I understand why people make wellness into an aesthetic— it’s incredibly motivating, and sometimes you just need to make an iced coffee or take a fire mirror selfie to pick yourself up. But mainstream wellness tends to reek of privilege and obsessive personalities. It reminds me of how vulnerable I was as a kid and how vulnerable others may be to pro-eating-disorder messages. I learned at sixteen that recovery would never be Instagrammable and aesthetics weren't going to save my life. Wellness wasn’t just going to SoulCycle, drinking a matcha smoothie, and all the other emblages of the white bourgeoisie. It wasn’t lighting a candle in my room or a juice cleanse. Wellness was eating drive-through fries even though I was terrified; it was calling my therapist instead of compulsively exercising; it was seeking help for my anxiety and finally getting my period back.
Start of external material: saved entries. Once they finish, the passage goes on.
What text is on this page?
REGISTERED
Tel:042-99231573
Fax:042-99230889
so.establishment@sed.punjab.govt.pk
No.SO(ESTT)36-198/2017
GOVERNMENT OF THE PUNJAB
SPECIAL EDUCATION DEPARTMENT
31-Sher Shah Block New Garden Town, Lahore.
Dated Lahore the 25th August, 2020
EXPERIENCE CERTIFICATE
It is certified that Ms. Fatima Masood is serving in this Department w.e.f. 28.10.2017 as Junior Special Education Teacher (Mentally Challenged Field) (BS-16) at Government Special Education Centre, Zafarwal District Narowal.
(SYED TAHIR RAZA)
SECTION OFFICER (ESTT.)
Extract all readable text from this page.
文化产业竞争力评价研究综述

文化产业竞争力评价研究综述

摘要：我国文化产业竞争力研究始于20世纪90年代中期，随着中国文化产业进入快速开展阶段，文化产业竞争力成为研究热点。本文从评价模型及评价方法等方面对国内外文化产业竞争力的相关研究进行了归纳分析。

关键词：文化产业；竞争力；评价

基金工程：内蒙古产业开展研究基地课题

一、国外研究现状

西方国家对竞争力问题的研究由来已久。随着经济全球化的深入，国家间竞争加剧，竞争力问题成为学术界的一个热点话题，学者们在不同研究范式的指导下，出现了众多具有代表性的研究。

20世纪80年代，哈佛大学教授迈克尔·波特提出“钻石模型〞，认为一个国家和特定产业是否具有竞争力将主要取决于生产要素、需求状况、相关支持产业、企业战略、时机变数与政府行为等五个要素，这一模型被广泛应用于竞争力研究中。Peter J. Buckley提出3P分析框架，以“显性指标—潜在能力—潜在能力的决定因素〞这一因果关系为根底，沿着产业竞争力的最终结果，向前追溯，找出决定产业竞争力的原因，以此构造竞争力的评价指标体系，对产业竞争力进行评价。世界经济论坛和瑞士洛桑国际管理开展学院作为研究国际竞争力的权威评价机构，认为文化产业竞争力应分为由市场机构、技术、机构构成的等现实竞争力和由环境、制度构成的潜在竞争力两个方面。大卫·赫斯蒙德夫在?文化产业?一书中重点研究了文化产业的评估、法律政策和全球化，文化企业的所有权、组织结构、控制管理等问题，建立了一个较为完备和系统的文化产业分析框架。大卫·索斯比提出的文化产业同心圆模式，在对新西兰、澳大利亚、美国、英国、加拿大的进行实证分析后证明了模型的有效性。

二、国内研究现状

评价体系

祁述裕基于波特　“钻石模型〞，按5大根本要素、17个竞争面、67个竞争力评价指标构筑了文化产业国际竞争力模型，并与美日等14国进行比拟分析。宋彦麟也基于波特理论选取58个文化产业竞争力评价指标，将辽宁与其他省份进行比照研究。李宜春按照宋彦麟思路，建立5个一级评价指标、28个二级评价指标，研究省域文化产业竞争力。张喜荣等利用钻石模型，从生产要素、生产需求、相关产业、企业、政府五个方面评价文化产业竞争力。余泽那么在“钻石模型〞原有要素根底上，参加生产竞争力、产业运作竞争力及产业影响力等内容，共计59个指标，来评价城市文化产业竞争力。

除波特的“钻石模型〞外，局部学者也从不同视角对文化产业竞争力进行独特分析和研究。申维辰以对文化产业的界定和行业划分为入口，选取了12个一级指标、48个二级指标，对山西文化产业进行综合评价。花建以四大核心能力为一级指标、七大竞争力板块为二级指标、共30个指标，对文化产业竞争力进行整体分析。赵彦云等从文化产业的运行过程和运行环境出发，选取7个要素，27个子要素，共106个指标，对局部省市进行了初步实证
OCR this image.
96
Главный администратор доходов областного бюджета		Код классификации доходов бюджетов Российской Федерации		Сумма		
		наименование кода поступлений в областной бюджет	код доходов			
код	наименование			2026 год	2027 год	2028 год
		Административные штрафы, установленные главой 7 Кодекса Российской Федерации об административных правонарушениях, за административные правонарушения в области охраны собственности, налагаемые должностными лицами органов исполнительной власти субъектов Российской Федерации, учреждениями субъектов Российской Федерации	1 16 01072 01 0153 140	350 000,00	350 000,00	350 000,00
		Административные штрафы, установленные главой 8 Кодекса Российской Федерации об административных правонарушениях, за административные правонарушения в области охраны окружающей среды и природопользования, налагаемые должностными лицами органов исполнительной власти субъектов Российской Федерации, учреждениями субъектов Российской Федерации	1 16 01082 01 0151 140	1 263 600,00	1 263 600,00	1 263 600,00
When I began to see my eating disorder as something conquerable and took my life back, I felt stronger than I had in years.
When we talk about wellness, it is paramount that we tell not only the glories of fitspo and meditation but also of the people who fought for their lives with mental and chronic illness, and won. We need to acknowledge forms of wellness that go beyond the corporeal and the “cute”. We must applaud those who practice them, those that try, and those that fail. There is so much more to life than the way we look living it, and I wish we would all remember that.